I still remember what I paid for almost everything - if I can't, then the vase, silk shirt, side table, and anything else, belong to a later time when our economic situation lacked the drama of the early years. At the start my budget ranged from 25 cents for T shirts to two or three dollars for something like a chair. Yes, it was that great a swap meet. (Though it was too good. It got to the point where I would show off my latest prize: "It only cost fifty cents!" and Martin, surrounded by teapots, old atlases, irresistably pretty plates in blue and white, sterling silver bowls only slightly tarnished, would plead: "I'll pay you a dollar to take it back!")

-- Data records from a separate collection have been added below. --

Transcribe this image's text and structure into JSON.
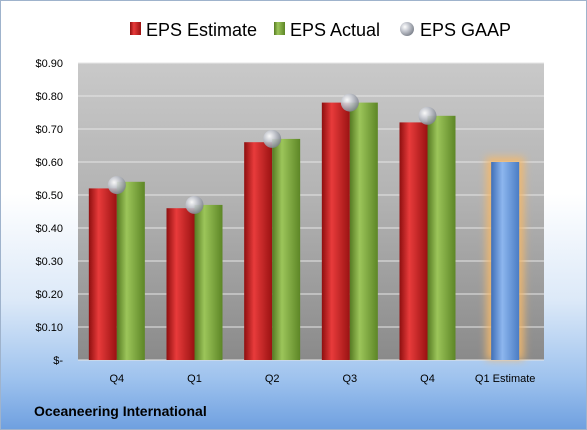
{
  "company": "Oceaneering International",
  "chart_data": {
    "type": "bar",
    "categories": [
      "Q4",
      "Q1",
      "Q2",
      "Q3",
      "Q4",
      "Q1 Estimate"
    ],
    "series": [
      {
        "name": "EPS Estimate",
        "values": [
          0.52,
          0.46,
          0.66,
          0.78,
          0.72,
          null
        ],
        "color": "#c41e1e"
      },
      {
        "name": "EPS Actual",
        "values": [
          0.54,
          0.47,
          0.67,
          0.78,
          0.74,
          null
        ],
        "color": "#7aa33a"
      },
      {
        "name": "EPS GAAP",
        "values": [
          0.53,
          0.47,
          0.67,
          0.78,
          0.74,
          null
        ],
        "color": "#b9bcc4",
        "marker": "sphere"
      }
    ],
    "forecast": {
      "category": "Q1 Estimate",
      "value": 0.6,
      "color": "#5b8fd8",
      "glow": "#f5b96a"
    },
    "yticks": [
      "$0.90",
      "$0.80",
      "$0.70",
      "$0.60",
      "$0.50",
      "$0.40",
      "$0.30",
      "$0.20",
      "$0.10",
      "$-"
    ],
    "ylim": [
      0,
      0.9
    ],
    "grid": true,
    "legend_position": "top",
    "title": "",
    "xlabel": "",
    "ylabel": ""
  }
}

For twenty-five cents (we're talking the eighties here) I harvested all the T shirts, blouses, scarves I could ever need. And the best guy we regulars went to was Carlos. We called his spot Carlos's Boutique. Carlos was a shy young man who parked his old green van in the same place every week, putting down a plastic sheet and spilling out black trash bags of treasures. I got my first Ralph Lauren shirt there, an Hermes silk scarf - someone, the maid probably, had put it in a hot washing machine and the colors had run a bit. We all just got down and dug. But then one Sunday morning everything changed. Carlos had brought along some kind of a stand and a load of coat hangers and everything was hung up and 50 cents. In one awful moment he'd doubled his prices and a lot of the fun had gone out of it.

It was probably at Carlos's Boutique where I got my 'Alabama' T shirt. It was white and green and unlike most T shirts, fitted perfectly. I wore it till it died and from time to time, someone, usually a youngish woman, would stop me and say- "Hey! Wasn't that a great concert!" I had no idea about a concert but it was certainly a great shirt. And for a moment I'd be lost, oblivious as the old Mexican ladies as to what was written on my front.